Pablo intends to put together a PEP for this feature, including asking questions like whether the process should be hookable and whether user code should be able to provide custom formatters. Stay tuned for that!
Yury Selivanov: Efficient data sharing between subinterpreters
The final talk of the Language Summit was from Yury Selivanov on Memhive, a new "highly experimental" project which adds support for structured data sharing between Python subinterpreters.
Per-Interpreter GIL is a newer feature to Python that allows running multiple "interpreters" in a single instance of Python each with their own Global Interpreter Lock (GIL). Per-interpreter GIL allows for true multi-core parallelism, previously using threads in a Python process would only allow a single Python instruction to execute at a time due to the GIL being shared across all threads.
Being in the same process means that each subinterpreter is sharing the same memory space, and if instructions are executing truly concurrently we run into problems with that shared memory space. PEP 684 which specifies per-interpreter GIL calls out this issue and for now keeps memory allocators using global locking mechanisms.
Yury started the talk by discussing immutable data structures and their properties, the most interesting being how quickly they can be copied in memory. Deep copies are fast for immutable data structures because they are implemented as a single copy-by-reference.
An immutable mapping collection, specifically a hash-array mapped trie (HAMT), has already been implemented in Python for the contextvars module. Context variables need to be copied for every new asynchronous task, so being efficient is important to not impact performance of all async Python workloads.

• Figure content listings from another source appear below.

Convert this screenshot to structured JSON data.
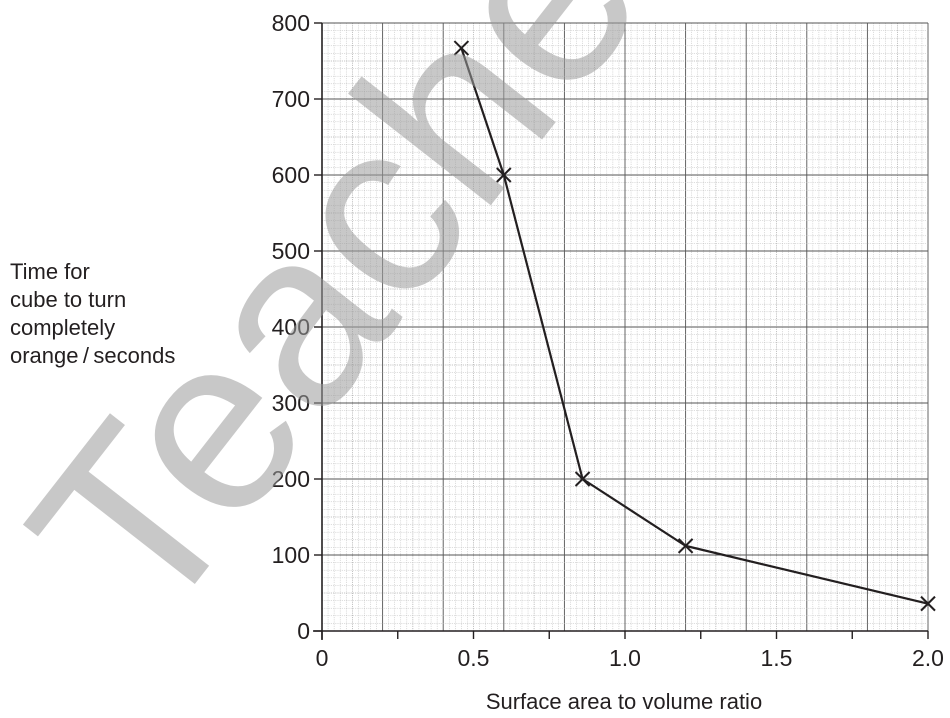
{
  "chart_data": {
    "type": "line",
    "xlabel": "Surface area to volume ratio",
    "ylabel_lines": [
      "Time for",
      "cube to turn",
      "completely",
      "orange / seconds"
    ],
    "x": [
      0.46,
      0.6,
      0.86,
      1.2,
      2.0
    ],
    "y": [
      767,
      600,
      200,
      112,
      36
    ],
    "xlim": [
      0,
      2.0
    ],
    "ylim": [
      0,
      800
    ],
    "x_ticks": [
      0,
      0.5,
      1.0,
      1.5,
      2.0
    ],
    "x_tick_labels": [
      "0",
      "0.5",
      "1.0",
      "1.5",
      "2.0"
    ],
    "y_ticks": [
      0,
      100,
      200,
      300,
      400,
      500,
      600,
      700,
      800
    ],
    "y_tick_labels": [
      "0",
      "100",
      "200",
      "300",
      "400",
      "500",
      "600",
      "700",
      "800"
    ],
    "marker": "x",
    "grid": true,
    "watermark": "Teacher use"
  }
}
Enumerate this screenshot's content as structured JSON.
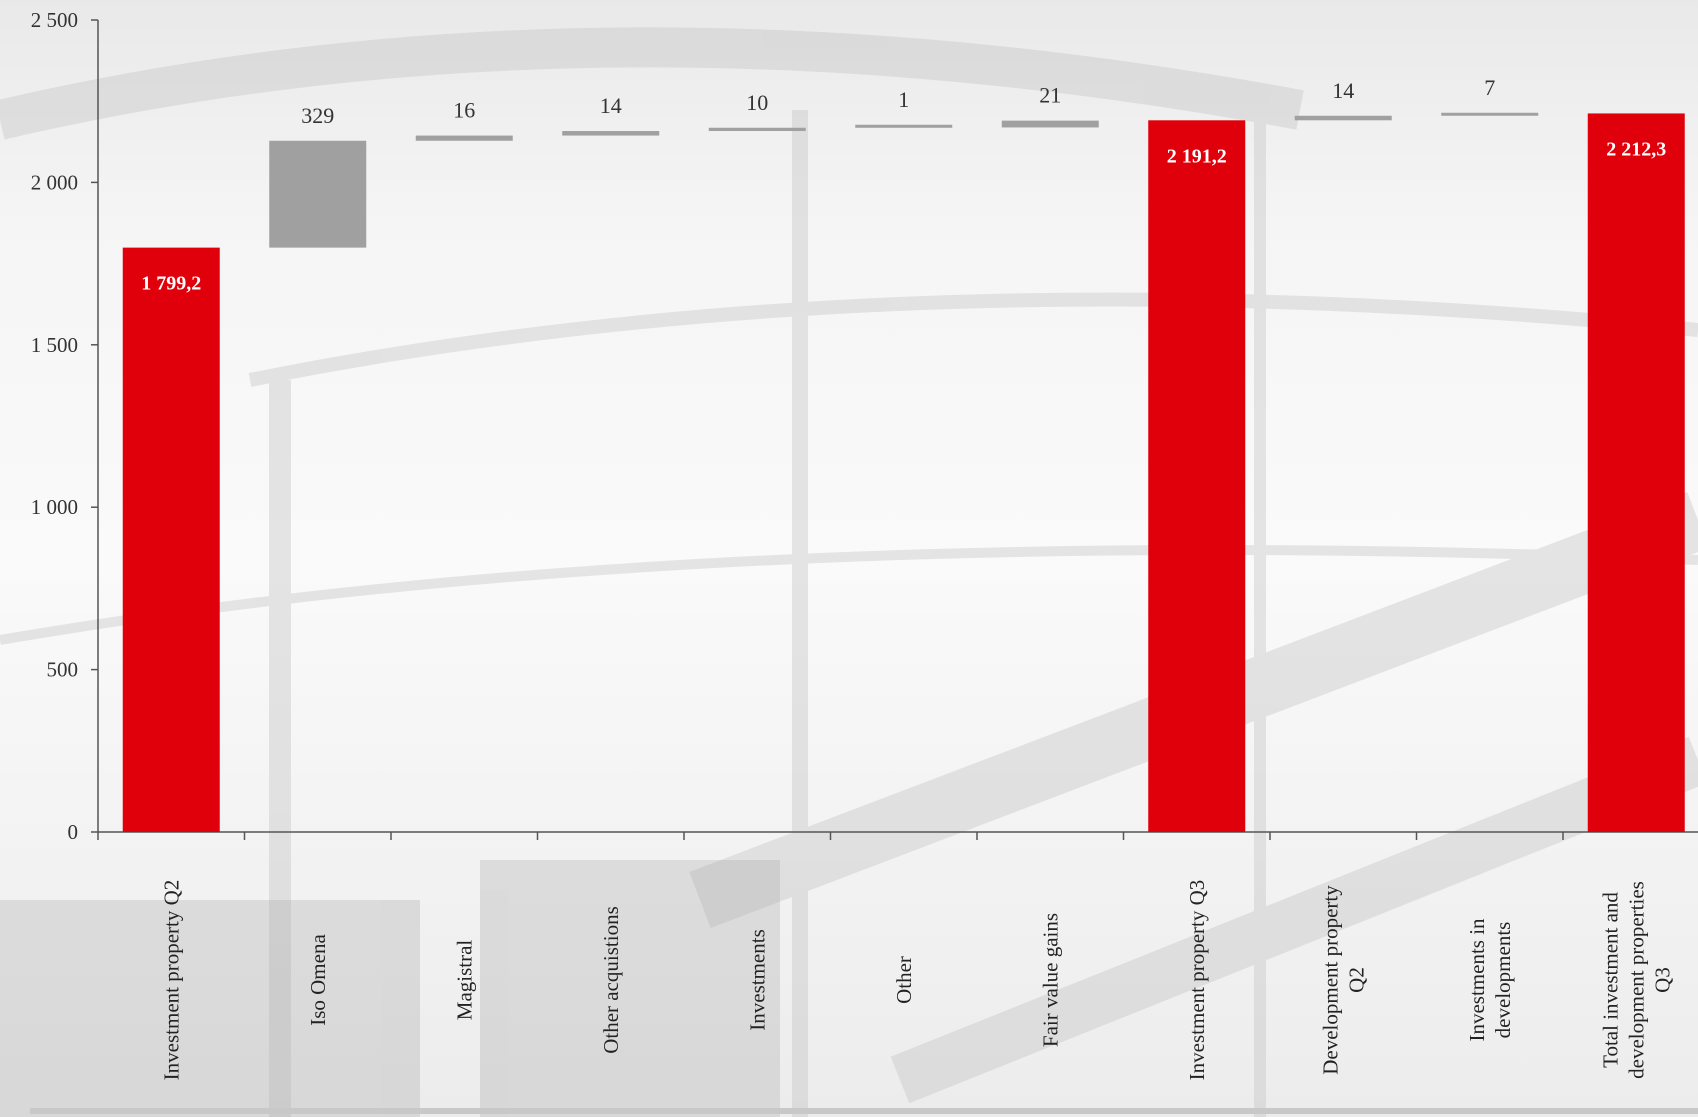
{
  "colors": {
    "total_bar": "#e0000b",
    "delta_bar": "#a0a0a0",
    "axis": "#555555"
  },
  "chart_data": {
    "type": "bar",
    "subtype": "waterfall",
    "ylim": [
      0,
      2500
    ],
    "yticks": [
      0,
      500,
      1000,
      1500,
      2000,
      2500
    ],
    "ytick_labels": [
      "0",
      "500",
      "1 000",
      "1 500",
      "2 000",
      "2 500"
    ],
    "categories": [
      "Investment property Q2",
      "Iso Omena",
      "Magistral",
      "Other acquistions",
      "Investments",
      "Other",
      "Fair value gains",
      "Investment property Q3",
      "Development property Q2",
      "Investments in developments",
      "Total investment and development properties Q3"
    ],
    "category_label_lines": [
      [
        "Investment property Q2"
      ],
      [
        "Iso Omena"
      ],
      [
        "Magistral"
      ],
      [
        "Other acquistions"
      ],
      [
        "Investments"
      ],
      [
        "Other"
      ],
      [
        "Fair value gains"
      ],
      [
        "Investment property Q3"
      ],
      [
        "Development property",
        "Q2"
      ],
      [
        "Investments in",
        "developments"
      ],
      [
        "Total investment and",
        "development properties",
        "Q3"
      ]
    ],
    "bars": [
      {
        "kind": "total",
        "value": 1799.2,
        "label": "1 799,2"
      },
      {
        "kind": "delta",
        "value": 329,
        "label": "329"
      },
      {
        "kind": "delta",
        "value": 16,
        "label": "16"
      },
      {
        "kind": "delta",
        "value": 14,
        "label": "14"
      },
      {
        "kind": "delta",
        "value": 10,
        "label": "10"
      },
      {
        "kind": "delta",
        "value": 1,
        "label": "1"
      },
      {
        "kind": "delta",
        "value": 21,
        "label": "21"
      },
      {
        "kind": "total",
        "value": 2191.2,
        "label": "2 191,2"
      },
      {
        "kind": "delta",
        "value": 14,
        "label": "14"
      },
      {
        "kind": "delta",
        "value": 7,
        "label": "7"
      },
      {
        "kind": "total",
        "value": 2212.3,
        "label": "2 212,3"
      }
    ],
    "grid": false,
    "legend": "none"
  }
}
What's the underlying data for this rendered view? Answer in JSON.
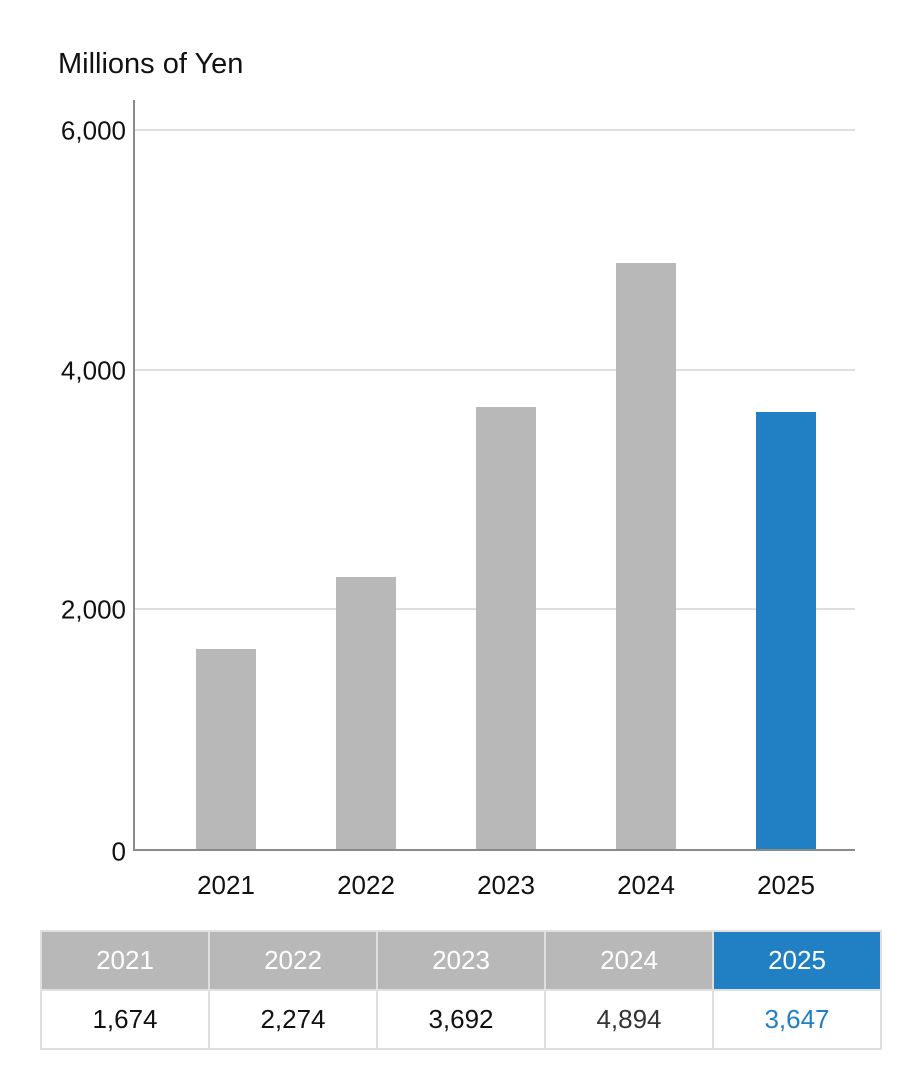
{
  "chart_data": {
    "type": "bar",
    "title": "",
    "unit_label": "Millions of Yen",
    "xlabel": "",
    "ylabel": "Millions of Yen",
    "categories": [
      "2021",
      "2022",
      "2023",
      "2024",
      "2025"
    ],
    "values": [
      1674,
      2274,
      3692,
      4894,
      3647
    ],
    "ylim": [
      0,
      6000
    ],
    "yticks": [
      0,
      2000,
      4000,
      6000
    ],
    "ytick_labels": [
      "0",
      "2,000",
      "4,000",
      "6,000"
    ],
    "grid": true,
    "highlight_index": 4,
    "colors": {
      "default_bar": "#b8b8b8",
      "highlight_bar": "#2180c4",
      "gridline": "#dedede",
      "axis": "#8a8a8a"
    }
  },
  "header": {
    "unit_label": "Millions of Yen"
  },
  "y_axis": {
    "ticks": [
      "6,000",
      "4,000",
      "2,000",
      "0"
    ]
  },
  "x_axis": {
    "ticks": [
      "2021",
      "2022",
      "2023",
      "2024",
      "2025"
    ]
  },
  "table": {
    "headers": [
      "2021",
      "2022",
      "2023",
      "2024",
      "2025"
    ],
    "values": [
      "1,674",
      "2,274",
      "3,692",
      "4,894",
      "3,647"
    ],
    "value_colors": [
      "#111111",
      "#111111",
      "#111111",
      "#333333",
      "#2180c4"
    ]
  }
}
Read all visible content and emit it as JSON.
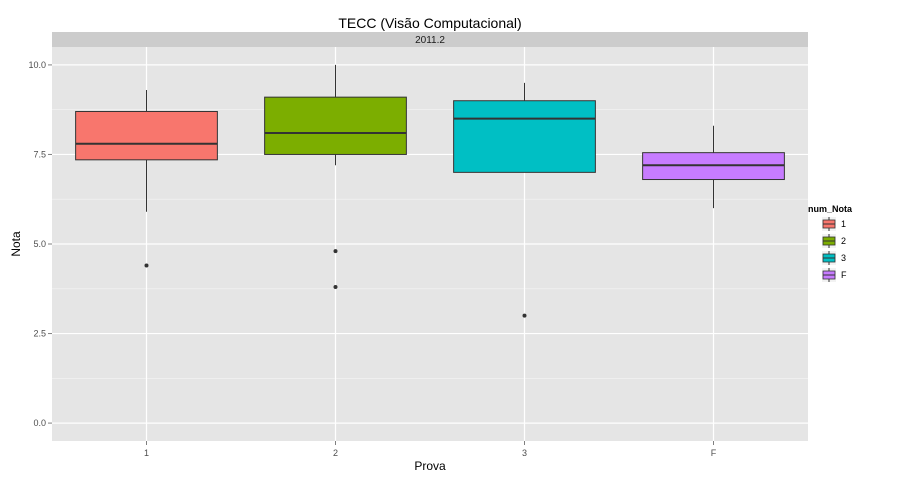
{
  "chart_data": {
    "type": "boxplot",
    "title": "TECC (Visão Computacional)",
    "facet_label": "2011.2",
    "xlabel": "Prova",
    "ylabel": "Nota",
    "ylim": [
      -0.5,
      10.5
    ],
    "y_ticks": [
      0,
      2.5,
      5,
      7.5,
      10
    ],
    "y_tick_labels": [
      "0.0",
      "2.5",
      "5.0",
      "7.5",
      "10.0"
    ],
    "categories": [
      "1",
      "2",
      "3",
      "F"
    ],
    "boxes": [
      {
        "category": "1",
        "min": 5.9,
        "q1": 7.35,
        "median": 7.8,
        "q3": 8.7,
        "max": 9.3,
        "outliers": [
          4.4
        ],
        "color": "#F8766D"
      },
      {
        "category": "2",
        "min": 7.2,
        "q1": 7.5,
        "median": 8.1,
        "q3": 9.1,
        "max": 10.0,
        "outliers": [
          4.8,
          3.8
        ],
        "color": "#7CAE00"
      },
      {
        "category": "3",
        "min": 7.0,
        "q1": 7.0,
        "median": 8.5,
        "q3": 9.0,
        "max": 9.5,
        "outliers": [
          3.0
        ],
        "color": "#00BFC4"
      },
      {
        "category": "F",
        "min": 6.0,
        "q1": 6.8,
        "median": 7.2,
        "q3": 7.55,
        "max": 8.3,
        "outliers": [],
        "color": "#C77CFF"
      }
    ],
    "legend": {
      "title": "num_Nota",
      "placement": "right",
      "entries": [
        {
          "label": "1",
          "color": "#F8766D"
        },
        {
          "label": "2",
          "color": "#7CAE00"
        },
        {
          "label": "3",
          "color": "#00BFC4"
        },
        {
          "label": "F",
          "color": "#C77CFF"
        }
      ]
    },
    "grid": true,
    "panel_background": "#E5E5E5",
    "strip_background": "#CCCCCC",
    "grid_color": "#FFFFFF"
  }
}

Yury explaining how to replant a trie 🌲 (Photo credit: Hugo van Kemenade) |
HAMTs work by transparently updating the trie structure in background of the mapping allowing for structured sharing while minimizing overhead to create new copies.
The invariant for this to work across subinterpreters is that the immutable collection in the main interpreter must not be garbage collected. Maintaining this invariant will require reliable reference counting across subinterpreters ("remote IncRef"). The proposed implementation would have every subinterpreter maintain multiple queues for tracking local and remote reference counts.
Yury explained that similar to how HAMTs provide an immutable mapping collection there is another data structure for immutable list collections which is "just another 5,000 lines of C" (which received some chuckles) and "luckily we won't be the first ones to implement this collection".
After comparing the performance of pickling mappings or using mappings with immutable data structures showed that immutable data structures were much more performant. The performance was better for immutable mappings for both small and large numbers of keys, between 6x and a "ridiculous" 150,000x faster.
"I believe these are the missing components for subinterpreters", Yury noted with many thanks to Eric Snow who has been working on subinterpreters and per-interpreter GIL for years. Yury concluded that this work is being done with a practical use-case in mind so will be completed and usable for others including CPython.
For folks looking for more on this topic, Yury also gave a talk at PyCon US 2024 about his work on Memhive.